Später trug seine Frau Tatjana Borschtsch und Wareniki auf, und immer wieder sprang das Gespräch hin und her: Von den Deutschen, die ihn damals umbringen wollten, weil er Jude war, zu den Russen, die ihn heute bombardieren, weil er Ukrainer ist, und dann zu den Deutschen von heute, die alles zu spät kapieren. Eine „kluge Nation“ seien wir doch, sagte der alte Herr, „eine der klügsten Europas“ – aber in unserer blanken Angst vor Putin wollten wir trotzdem nicht wahrhaben, dass der uns mit seinem billigen Gas doch genauso versklaven wolle wie die Ukraine mit seinen Raketen.
Wir fuhren dann noch zu der Stelle, wo damals die Lagerhäuser mit den Juden brannten. Heute gibt es dort Parkplätze und Datschen. Es gibt auch ein kleines Denkmal für die Toten, und am Denkmal trafen wir Tatjana Burdenko, die in Gummischlappen gekommen war, um ein wenig sauber zu machen. Sie hatte einen jüdischen Vater, und sie lebt hier, seit sie ein Kind war.
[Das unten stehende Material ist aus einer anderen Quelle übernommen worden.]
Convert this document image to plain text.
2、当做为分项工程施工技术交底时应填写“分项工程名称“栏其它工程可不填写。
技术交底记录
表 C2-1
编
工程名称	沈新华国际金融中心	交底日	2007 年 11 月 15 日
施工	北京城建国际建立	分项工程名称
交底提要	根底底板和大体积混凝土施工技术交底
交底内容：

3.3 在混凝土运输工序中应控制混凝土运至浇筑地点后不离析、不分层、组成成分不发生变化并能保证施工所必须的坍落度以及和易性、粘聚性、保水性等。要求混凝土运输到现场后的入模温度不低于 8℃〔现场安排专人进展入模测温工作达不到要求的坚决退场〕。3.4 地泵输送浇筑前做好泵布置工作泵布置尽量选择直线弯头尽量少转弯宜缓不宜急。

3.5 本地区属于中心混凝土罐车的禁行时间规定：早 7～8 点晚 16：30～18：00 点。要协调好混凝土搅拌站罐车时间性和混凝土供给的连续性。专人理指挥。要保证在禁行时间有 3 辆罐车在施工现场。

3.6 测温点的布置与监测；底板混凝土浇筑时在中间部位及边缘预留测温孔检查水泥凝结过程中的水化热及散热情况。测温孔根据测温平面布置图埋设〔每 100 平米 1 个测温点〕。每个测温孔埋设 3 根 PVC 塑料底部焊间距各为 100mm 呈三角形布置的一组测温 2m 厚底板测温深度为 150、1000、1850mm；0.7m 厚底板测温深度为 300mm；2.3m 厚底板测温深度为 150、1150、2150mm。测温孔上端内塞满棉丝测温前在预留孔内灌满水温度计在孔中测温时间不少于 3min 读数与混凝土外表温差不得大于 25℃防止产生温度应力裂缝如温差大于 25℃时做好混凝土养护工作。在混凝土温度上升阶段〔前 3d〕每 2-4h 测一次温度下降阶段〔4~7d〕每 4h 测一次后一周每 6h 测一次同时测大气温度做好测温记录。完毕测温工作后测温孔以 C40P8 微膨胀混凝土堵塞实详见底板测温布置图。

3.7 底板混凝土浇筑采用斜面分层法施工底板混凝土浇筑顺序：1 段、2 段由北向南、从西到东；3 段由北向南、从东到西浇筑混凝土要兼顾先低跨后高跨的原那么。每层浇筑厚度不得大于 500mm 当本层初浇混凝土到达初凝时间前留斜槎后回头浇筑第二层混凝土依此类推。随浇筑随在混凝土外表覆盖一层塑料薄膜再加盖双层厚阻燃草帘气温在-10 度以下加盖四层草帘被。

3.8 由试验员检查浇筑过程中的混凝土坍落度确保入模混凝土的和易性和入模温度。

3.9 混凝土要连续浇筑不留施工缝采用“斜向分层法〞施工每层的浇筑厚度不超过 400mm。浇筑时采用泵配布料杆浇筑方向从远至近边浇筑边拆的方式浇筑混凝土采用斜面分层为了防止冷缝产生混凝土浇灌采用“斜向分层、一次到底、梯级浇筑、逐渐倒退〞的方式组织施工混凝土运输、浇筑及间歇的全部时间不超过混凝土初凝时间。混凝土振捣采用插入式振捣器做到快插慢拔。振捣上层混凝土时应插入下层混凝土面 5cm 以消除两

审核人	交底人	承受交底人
Schwarzmann und Tatjana kennen sich seit Langem, und so hat sie gleich zu reden begonnen: wie die Alten in der Nachbarschaft erzählten, dass sie an den Tagen des Feuers in den Keller mussten, um dem Geruch von brennenden Menschen zu entkommen, und wie dann nach dem Krieg, als man Kanalrohre legte, die Bagger immer wieder stoppten, weil sie auf Knochen und Kinderschuhe stießen. Sie, Tatjana, hat das selbst gesehen, und während sie erzählt, nimmt Schwarzman sie in den Arm und nennt sie „mein Mädchen“.
An diesem Tag habe ich dann auch meinen Großvater erwähnt, und dass er damals hoffentlich nicht dabei gewesen sei. Schwarzman sagte, ja, das komme vor. Unlängst erst sei wieder ein Deutscher bei ihm gewesen, und auch der habe ihm von seinem Großvater erzählt.